I'm working on creating a time series box plot that spans multiple years, and I want the x-axis to display only the month and year for the 1st of each month. I would like to limit the labels to every month, or maybe every couple of months.
import matplotlib.pyplot as plt
import seaborn as sns
import pandas as pd
import matplotlib.dates as mdates
import random
Dates = pd.date_range(start="2020-01-01", end="2020-02-15", freq='D').date
data = {'Date': [], 'Values': []}
for d in Dates:
data['Date'].extend([d] * 10)
data['Values'].extend(random.sample(range(1, 101), 10))
df = pd.DataFrame(data)
df['Date'] = pd.to_datetime(df['Date'])
sns.boxplot(x='Date', y='Values', data=df)
plt.xticks(rotation=45)
plt.title('Time Series Box Plot')
plt.ylabel('Values')
plt.xlabel('Date')
plt.tight_layout()
plt.show()
I tried adding this to the end, but for some reason it makes the year 1970.
ax = plt.gca()
ax.xaxis.set_major_locator(mdates.MonthLocator(interval=1))

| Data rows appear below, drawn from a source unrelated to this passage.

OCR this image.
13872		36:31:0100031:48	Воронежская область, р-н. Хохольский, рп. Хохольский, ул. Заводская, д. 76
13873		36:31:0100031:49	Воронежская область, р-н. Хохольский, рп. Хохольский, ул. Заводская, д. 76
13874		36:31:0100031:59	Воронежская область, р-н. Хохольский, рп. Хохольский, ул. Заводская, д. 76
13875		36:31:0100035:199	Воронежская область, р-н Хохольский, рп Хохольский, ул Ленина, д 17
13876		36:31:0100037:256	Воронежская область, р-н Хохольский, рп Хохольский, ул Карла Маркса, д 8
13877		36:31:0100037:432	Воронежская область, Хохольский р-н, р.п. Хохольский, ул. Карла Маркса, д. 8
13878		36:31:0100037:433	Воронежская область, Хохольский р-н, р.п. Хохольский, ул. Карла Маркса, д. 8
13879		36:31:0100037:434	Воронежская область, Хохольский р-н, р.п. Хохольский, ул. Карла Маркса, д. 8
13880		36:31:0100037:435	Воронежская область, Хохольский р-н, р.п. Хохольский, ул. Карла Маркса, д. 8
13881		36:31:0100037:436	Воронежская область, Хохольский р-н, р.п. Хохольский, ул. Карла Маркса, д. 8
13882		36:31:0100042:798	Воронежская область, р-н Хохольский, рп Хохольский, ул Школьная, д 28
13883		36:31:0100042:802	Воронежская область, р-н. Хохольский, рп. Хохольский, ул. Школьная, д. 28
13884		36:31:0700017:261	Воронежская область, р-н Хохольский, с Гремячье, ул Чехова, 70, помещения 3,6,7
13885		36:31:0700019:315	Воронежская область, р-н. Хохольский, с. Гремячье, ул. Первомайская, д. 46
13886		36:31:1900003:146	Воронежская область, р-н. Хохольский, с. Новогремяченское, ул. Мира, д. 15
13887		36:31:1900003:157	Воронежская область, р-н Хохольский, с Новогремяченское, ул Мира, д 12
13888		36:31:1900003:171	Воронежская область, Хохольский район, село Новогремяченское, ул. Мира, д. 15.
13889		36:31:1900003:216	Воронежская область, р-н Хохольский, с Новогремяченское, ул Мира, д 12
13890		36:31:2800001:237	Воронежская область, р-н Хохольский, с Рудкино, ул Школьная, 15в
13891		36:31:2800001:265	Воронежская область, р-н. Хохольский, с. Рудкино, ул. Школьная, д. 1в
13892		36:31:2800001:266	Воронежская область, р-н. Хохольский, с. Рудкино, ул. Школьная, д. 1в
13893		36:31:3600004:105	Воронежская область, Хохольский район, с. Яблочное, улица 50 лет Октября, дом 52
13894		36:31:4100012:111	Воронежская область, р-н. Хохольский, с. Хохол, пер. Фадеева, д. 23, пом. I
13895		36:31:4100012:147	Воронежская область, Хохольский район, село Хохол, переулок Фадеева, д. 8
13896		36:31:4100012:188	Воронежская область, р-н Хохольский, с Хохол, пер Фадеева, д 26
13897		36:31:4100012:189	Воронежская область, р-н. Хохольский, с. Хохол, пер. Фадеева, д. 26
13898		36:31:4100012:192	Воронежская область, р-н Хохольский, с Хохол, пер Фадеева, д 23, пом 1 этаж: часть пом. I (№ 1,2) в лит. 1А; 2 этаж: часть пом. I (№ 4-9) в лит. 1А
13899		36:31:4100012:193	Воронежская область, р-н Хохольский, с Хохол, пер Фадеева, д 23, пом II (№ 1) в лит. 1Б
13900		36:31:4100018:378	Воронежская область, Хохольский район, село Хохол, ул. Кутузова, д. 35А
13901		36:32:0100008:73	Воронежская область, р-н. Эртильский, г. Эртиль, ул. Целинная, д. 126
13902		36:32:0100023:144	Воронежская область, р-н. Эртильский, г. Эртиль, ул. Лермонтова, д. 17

ax.xaxis.set_major_formatter(mdates.DateFormatter('%b %Y'))
plt.show()
You were almost there, just need one more instruction:
import matplotlib.dates as mdates
mdates.set_epoch('2020-01-01T00:00:00')
It is because in Matplotlib the 0 date is the 01/01/1970.
This instruction has to be put at the start of your code and if you are in Jupyter you will need to restart your kernel.